En avril 1974, Vander, Top, Klaus Blasquiz et Stella Vander enregistreront en quelques jours Wurdah Ïtah dont une première mouture sera utilisée comme bande originale d’un obscur et oubliable film d’Yvan Lagrange, Tristan et Iseult. D’abord publié sous le seul nom de Christian Vander, ce second volet de la première trilogie sera plus tard réédité comme faisant partie de la discographie de Magma. D’aucuns le considèrent d’ailleurs comme un coup parfait, témoignage d’une urgence créative parfaitement captée en studio.

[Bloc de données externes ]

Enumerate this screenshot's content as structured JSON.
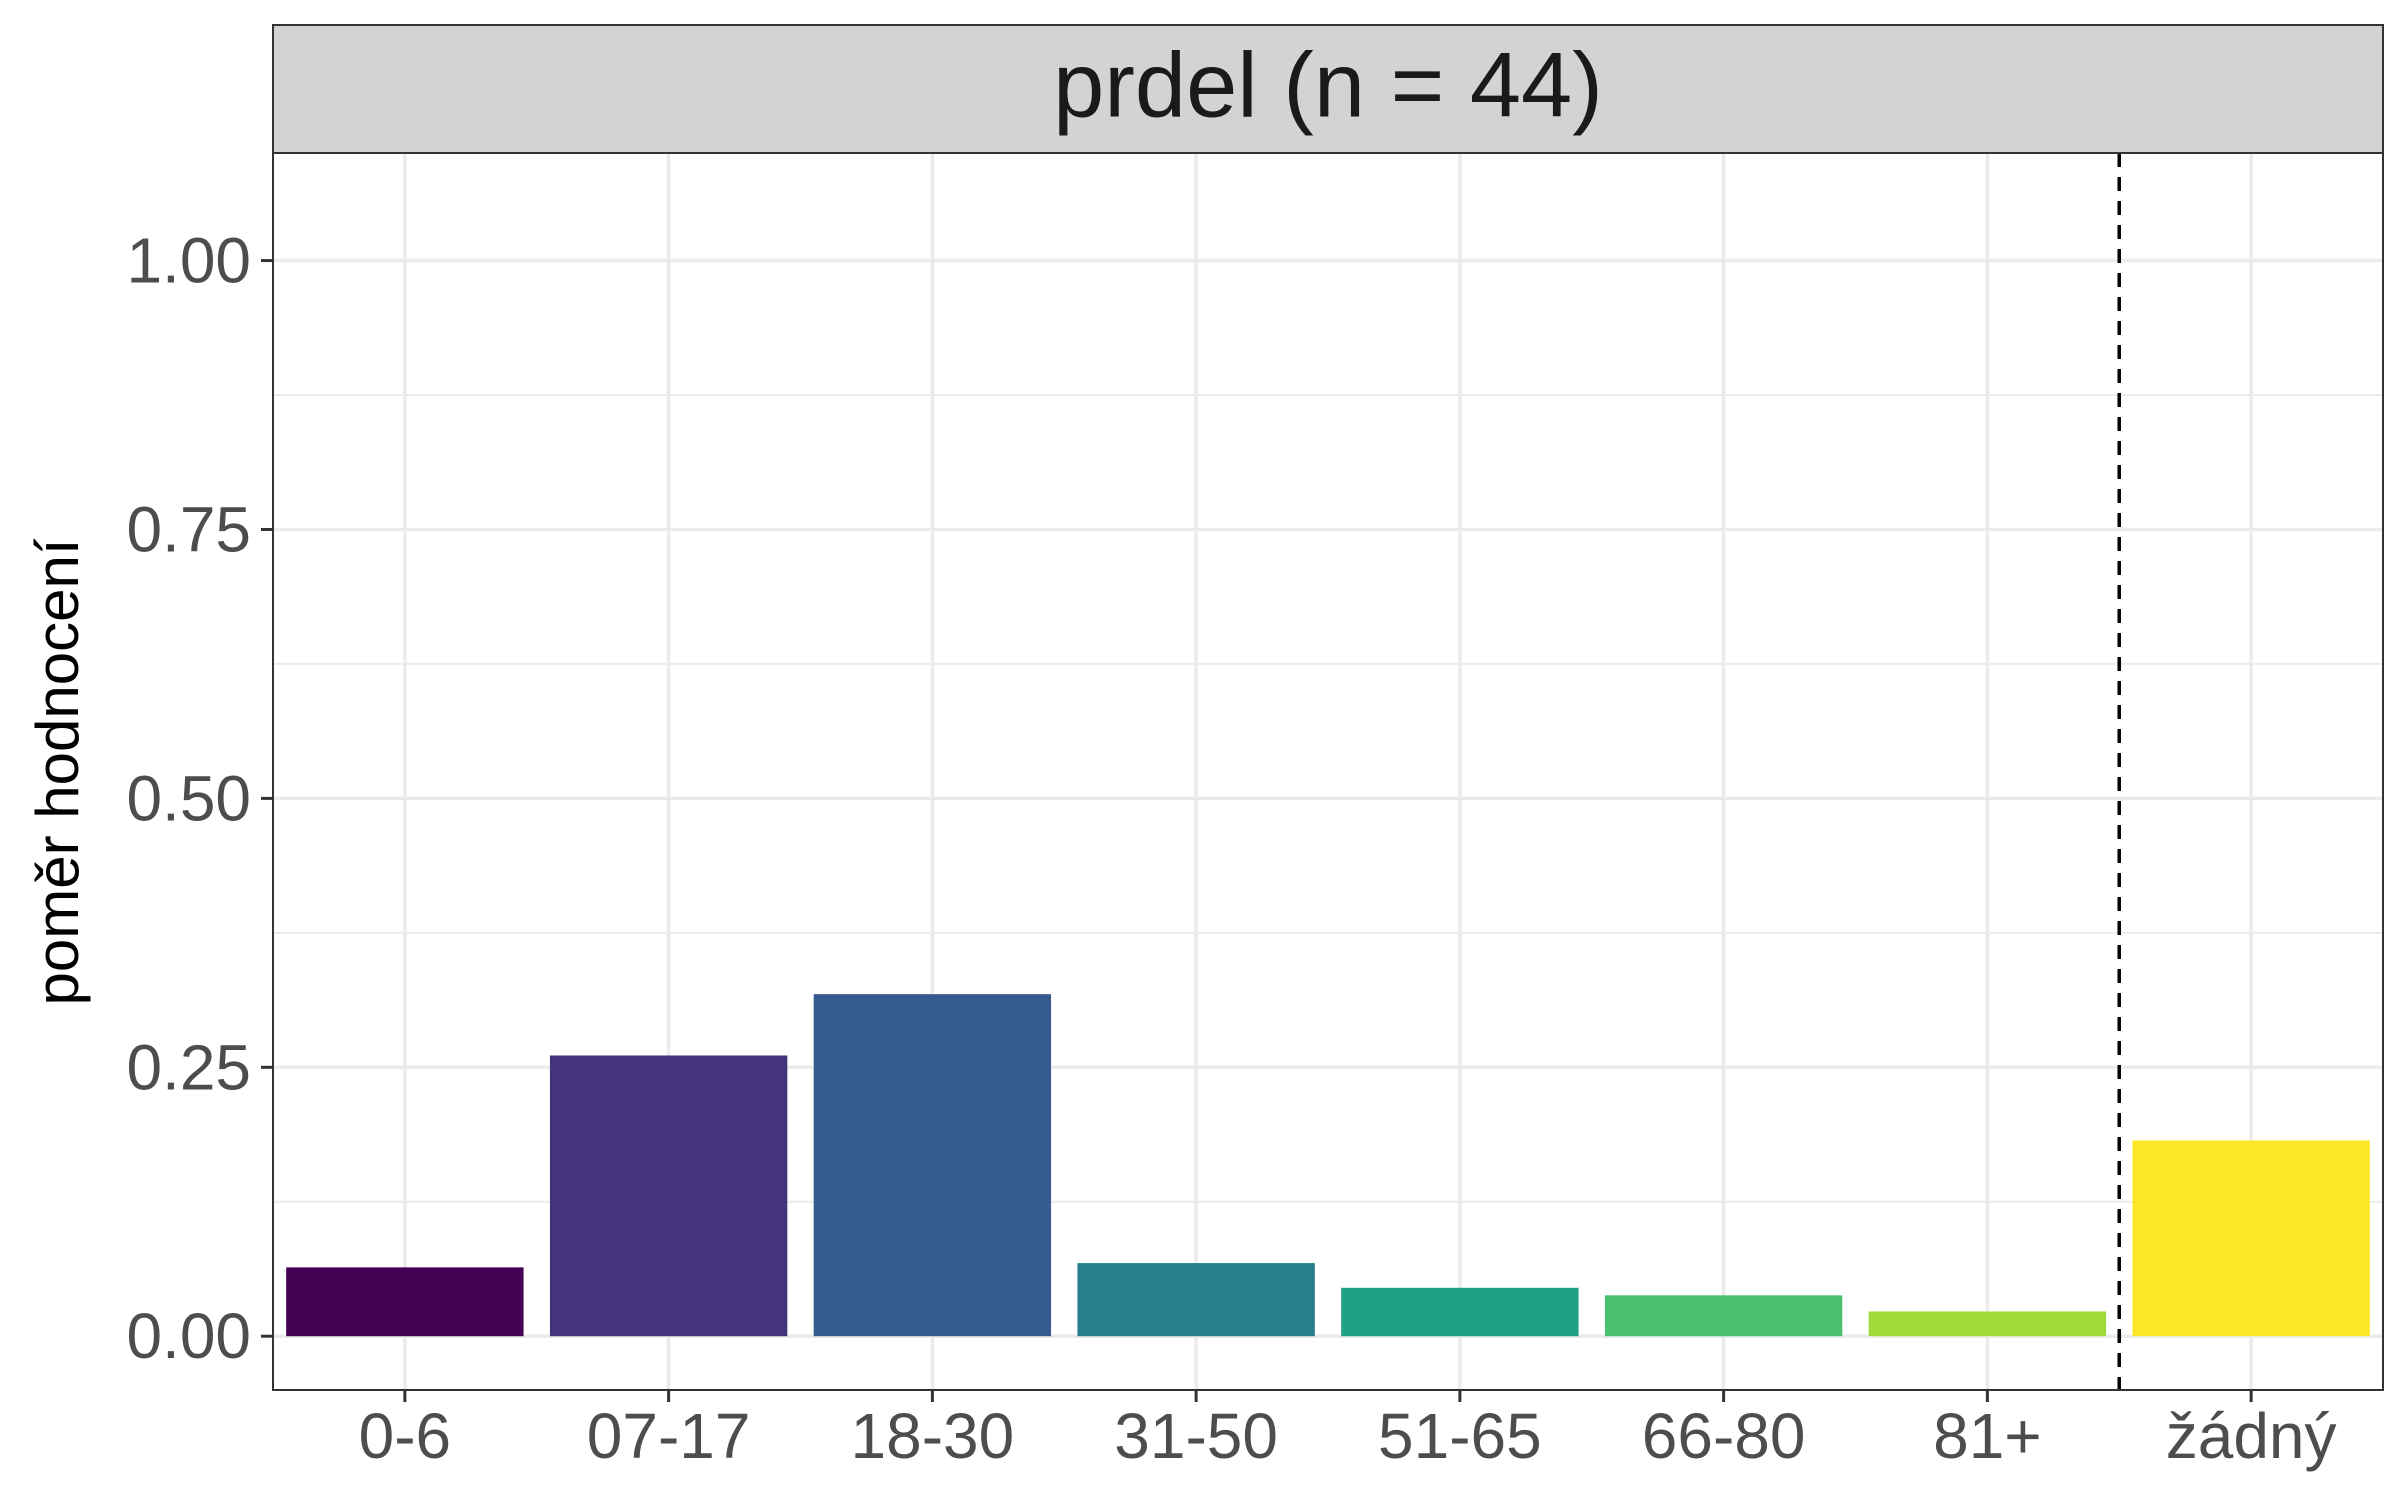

Le mois suivant, en mai 1974, Magma enregistrera la version studio « définitive » de Köhntarkösz, publiant par la même occasion l’un de ses albums les plus fascinants et sans nul doute l’un des sommets de sa discographie. Le groupe partira ensuite en tournée, jusqu’à l’épuisement et sa dissolution à la fin de l’année, avant de renaître très vite sous d’autres couleurs, comme celles de la basse de Bernard Paganotti et du violon de Didier Lockwood, alors âgé de 19 ans seulement. Vander retrouvera Top à l’automne 1976 pour l’éphémère projet Vander-Top [2] et une série de concerts au Théâtre de la Renaissance à Paris qui sont restés gravés dans les mémoires. Par la suite, les retrouvailles des deux musiciens ne seront plus qu’épisodiques, mais toujours marquées d’un profond respect et d’une admiration réciproques. Autant dire que les témoignages de leur « gémellité » scénique n’en sont que plus précieux. BBC 1974, dont la qualité sonore est par ailleurs irréprochable, en fait partie, assurément.

par Denis Desassis // Publié le 1er mars 2020

[1Récemment publié sous la forme d’un double CD chez Seventh Records.

[2Dont faisaient partie également Didier Lockwood, Michel Graillier, Klaus Blasquiz et Gabriel Federow.